A
editora Record acaba de lançar o novo livro de Idelber Avelar, “Eles em nós”,
que busca interpretar os acontecimentos recentes da política brasileira com os
instrumentos da análise retórica.
O
maior mérito da obra é examinar os processos políticos recentes, reconstruindo
cuidadosamente os acontecimentos, de uma perspectiva razoavelmente distanciada.
A posição política do autor, que vem da esquerda, mas se afasta dela, confere
rara equidistância para tratar criticamente as administrações petistas e o
governo Bolsonaro.
A
principal limitação do livro é justamente o que seria a sua virtude: o uso de
categorias da retórica para explicar os processos políticos. Avelar tem larga
experiência como comentador político, mas preferiu se apoiar em sua
especialidade, como professor de Literatura, para se lançar neste projeto de
interpretação do Brasil contemporâneo. Os conceitos da retórica às vezes
dificultam, em vez de ajudar a esclarecer as questões.

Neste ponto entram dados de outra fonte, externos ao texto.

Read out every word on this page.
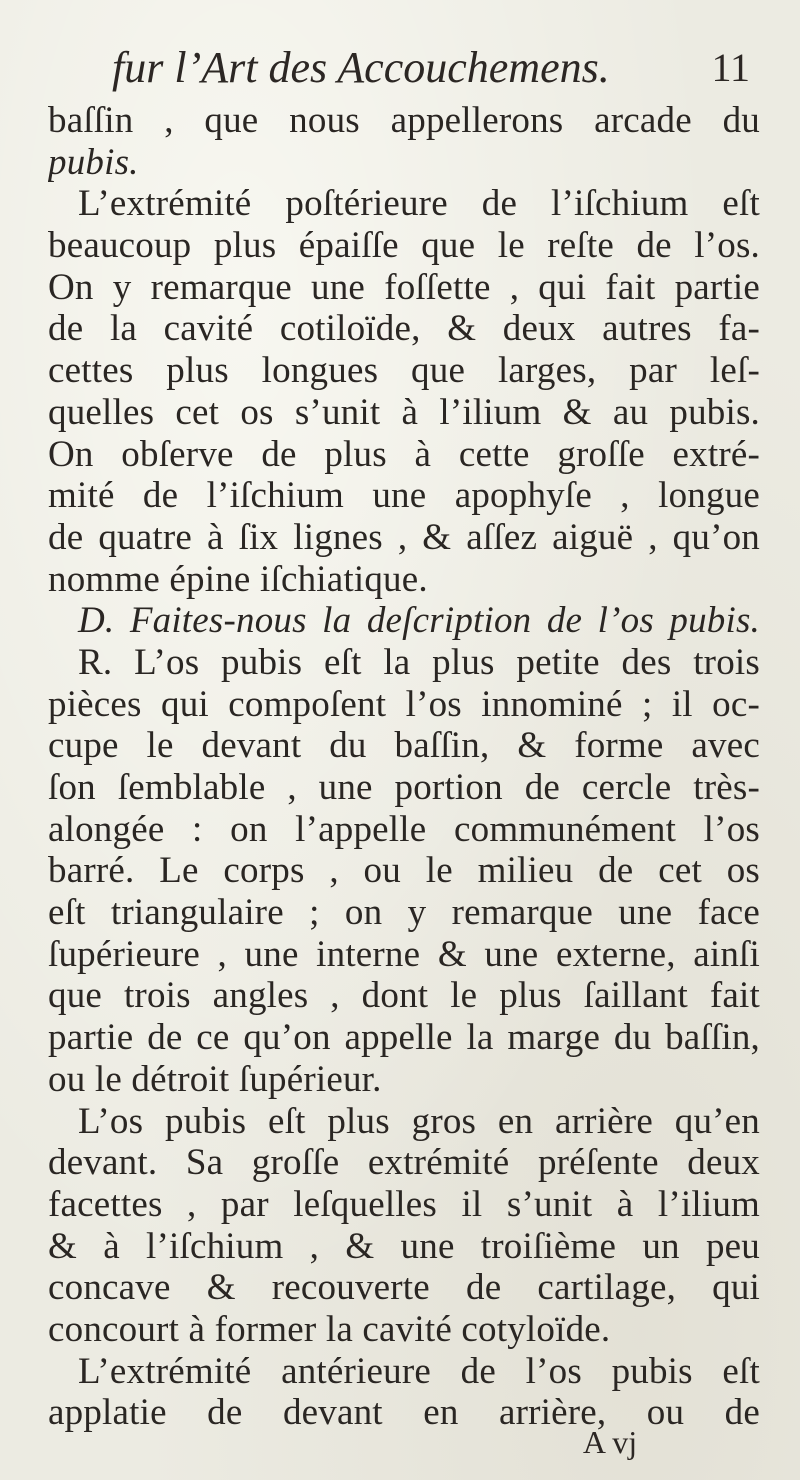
fur l’Art des Accouchemens.	11
baſſin , que nous appellerons arcade du
pubis.
L’extrémité poſtérieure de l’iſchium eſt
beaucoup plus épaiſſe que le reſte de l’os.
On y remarque une foſſette , qui fait partie
de la cavité cotiloïde, & deux autres fa-
cettes plus longues que larges, par leſ-
quelles cet os s’unit à l’ilium & au pubis.
On obſerve de plus à cette groſſe extré-
mité de l’iſchium une apophyſe , longue
de quatre à ſix lignes , & aſſez aiguë , qu’on
nomme épine iſchiatique.
D. Faites-nous la deſcription de l’os pubis.
R. L’os pubis eſt la plus petite des trois
pièces qui compoſent l’os innominé ; il oc-
cupe le devant du baſſin, & forme avec
ſon ſemblable , une portion de cercle très-
alongée : on l’appelle communément l’os
barré. Le corps , ou le milieu de cet os
eſt triangulaire ; on y remarque une face
ſupérieure , une interne & une externe, ainſi
que trois angles , dont le plus ſaillant fait
partie de ce qu’on appelle la marge du baſſin,
ou le détroit ſupérieur.
L’os pubis eſt plus gros en arrière qu’en
devant. Sa groſſe extrémité préſente deux
facettes , par leſquelles il s’unit à l’ilium
& à l’iſchium , & une troiſième un peu
concave & recouverte de cartilage, qui
concourt à former la cavité cotyloïde.
L’extrémité antérieure de l’os pubis eſt
applatie de devant en arrière, ou de
A vj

Avelar usa, por exemplo, o conceito de oximoro (figura de linguagem que combina palavras de sentido oposto) para tratar das contradições do lulismo. Mostra que, enquanto Lula criticava os ruralistas, tinha Blairo Maggi como interlocutor; enquanto atacava os meios de comunicação, ampliava as verbas de publicidade do governo.
A
análise dessas contradições é perspicaz, mas o recurso à figura do oximoro não
as ilumina. Lula não empregava expressões antinômicas, mas adotava uma postura
ideológica junto à militância, contraditada por seu pragmatismo como
presidente. Se se debruçasse sobre o conceito de “governo em disputa”,
reivindicado pela militância petista, talvez pudesse entender melhor o
fenômeno.
Avelar
caracteriza essa ambivalência como uma forma de administração dos antagonismos
sociais. E é essa forma de gerenciar os conflitos que teria implodido com os
protestos de junho de 2013. A incapacidade do sistema político de entender e
dar resposta à revolta teria criado as condições para a emergência de
Bolsonaro, cuja radicalidade antissistêmica daria uma expressão de ultradireita
aos antagonismos represados.
O
último capítulo do livro trata da ascensão de Bolsonaro. Avelar explica sua
candidatura a presidente por meio de uma aliança entre o agronegócio, o
punitivismo policial e judiciário e o evangelismo cristão. A coalizão teria, no
ativismo de internet, uma espécie de vanguarda digital e seria sacramentada
pelo compromisso liberal de Paulo Guedes.
A
enumeração das forças políticas que apoiam Bolsonaro é bem ponderada, mas a
sugestão de que Bolsonaro tenha costurado uma coalizão política é pouco
amparada em evidências. Tudo indica que Bolsonaro lançou sua candidatura de
maneira aventureira e foi ganhando o apoio desses setores à medida que se
popularizava.
As explicações de Avelar nem sempre são persuasivas, mas o livro tem o mérito de fazer as perguntas certas. Entender como passamos do impulso libertário de junho de 2013 para o pesadelo autoritário de 2018 segue sendo um dos grandes desafios da inteligência brasileira.